Berlin. Erstmals seit sieben Jahren kommt der neue deutsche Eishockey-Meister nicht aus Mannheim oder München. Die Eisbären Berlin gehen leicht favorisiert in die Finalserie der DEL, verloren in der Vorrunde aber alle Spiele gegen die Grizzlys Wolfsburg.

Ungewöhnliche Saison: Der Jubiläums-Titelträger im deutschen Eishockey wird ein Außenseiter. Wenn von Sonntag zum 100. Mal der Titel ausgespielt wird, stehen mal nicht die Adler Mannheim oder der EHC Red Bull München im Fokus, sondern die Eisbären Berlin und die Grizzlys Wolfsburg.

Erstmals seit 2014 wird in der Deutschen Eishockey Liga ein anderer Titelträger ermittelt als einer der beiden Teams, die in den letzten Jahren den Champion unter sich ausgemacht haben.

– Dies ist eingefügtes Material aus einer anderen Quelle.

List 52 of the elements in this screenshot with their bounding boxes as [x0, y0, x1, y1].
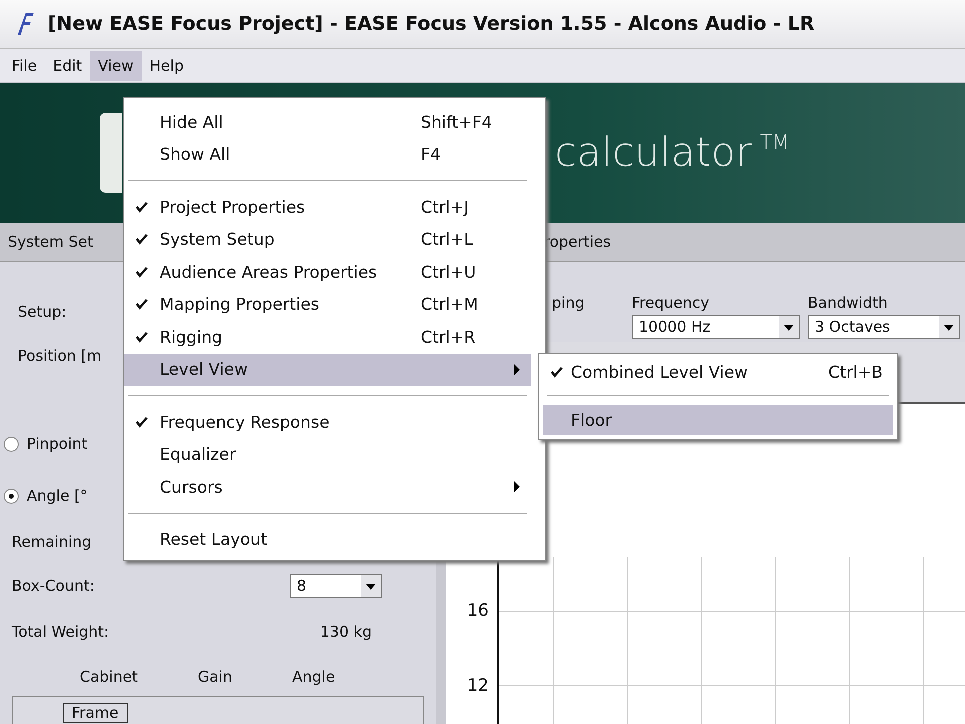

Da der siebenmalige Meister aus Berlin vor der stark verkürzten Saison zumindest zum Kreis der erweiterten Titel-Kandidaten zählte, gehen die Eisbären leicht favorisiert ins Finale. "Jetzt haben wir die Tür aufgemacht, jetzt gehen wir durch", sagte Eisbären-Kapitän Frank Hördler vor dem ersten von maximal drei Spielen vom 2. Mai an (14.30 Uhr/MagentaSport). Der 36 Jahre alte Routinier war an allen bisherigen Triumphen des früheren Serienmeisters beteiligt.

Die Eisbären hatten sich durch ein 4:2 (0:0, 2:2, 2:0) gegen Ingolstadt für ihre elfte Finalserie qualifiziert. Kurz darauf schockte Wolfsburg den Top-Favoriten Adler Mannheim durch ein 2:1 (1:1, 0:0, 1:0) im entscheidenden dritten Halbfinale und bescherte dem früheren Bundestrainer Pat Cortina dessen erstes DEL-Playoff-Finale überhaupt. "Wir erwarten jetzt wieder harte Playoff-Kämpfe", sagte Cortina.

Für beide Teams bietet sich angesichts des Ausscheidens von München im Viertelfinale gegen Ingolstadt und der Adler fast eine historische Chance. "Man weiß nie, wann man das nächste Mal im Finale steht, und man weiß, wie hart es ist, dort hinzukommen", sagte Hördler.

Da die Top-Teams München und Mannheim am wenigsten unter den wirtschaftlichen Folgen der Coronavirus-Pandemie zu leiden hatten, waren sie im vergangenen Frühjahr bereits früh in die Vorbereitung für die geplante neue Saison gestartet. Doch der Saisonstart war zweimal verschoben worden, weil die Liga angesichts der Abhängigkeit der meisten Clubs von Zuschauer-Einnahmen auch auf Spiele vor Publikum gesetzt hatte. Erst als der Großteil der DEL-Profis auf weite Teile des Gehalts verzichtete, konnte im Dezember eine stark verkürzte Saison ohne Zuschauer starten.

Offenbar rächte sich die lange Belastungszeit der Spieler für die Adler und den EHC, wie Mannheims Coach Pavel Gross nach dem Halbfinal-Aus anmerkte. "Ein Jahr lang ohne Pause. Das geht nicht", sagte Gross und schimpfte - mal wieder - auf die DEL, der er wegen des wiederholten Aufschubs des Saisonstarts "Unfähigkeit" vorwarf.

Auch das ungewohnte Playoff-Format - statt sonst vier Siegen sind diesmal nur zwei Erfolge zum Weiterkommen nötig - spielte eher den Underdogs in die Karten. Unverdient ist das Finale für Berlin und Wolfsburg indes keinesfalls. Beide Teams zeichneten sich in den Playoffs bislang durch ihre Comeback-Qualitäten aus. Sowohl die Grizzlys als auch die Eisbären standen im Viertelfinale und im Halbfinale nach jeweiligen Niederlagen im ersten Spiel jeder Serie schon vor dem Aus, kämpften sich aber zurück. "Bei uns gibt es niemanden, der aufgehört hat zu glauben. Wir standen so oft schon mit dem Rücken zur Wand", sagte Berlins Nationalstürmer Marcel Noebels.

Trainer Serge Aubin will am 2. Mai dennoch einen anderen Auftakt sehen: "Wir haben jetzt zwei Mal das erste Spiel verloren und sind zurück gekommen. Aber diesmal würden wir gerne für den Vorsprung sorgen."

Dies dürfte schwer genug werden. In der DEL-Vorrunde verloren die Eisbären alle bisherigen vier Saisonspiele gegen Wolfsburg. "Playoffs sind aber ein anderes Ding", sagte selbst Wolfsburgs schwedischer Angreifer Max Görtz, der das Siegtor in Mannheim geschossen hatte.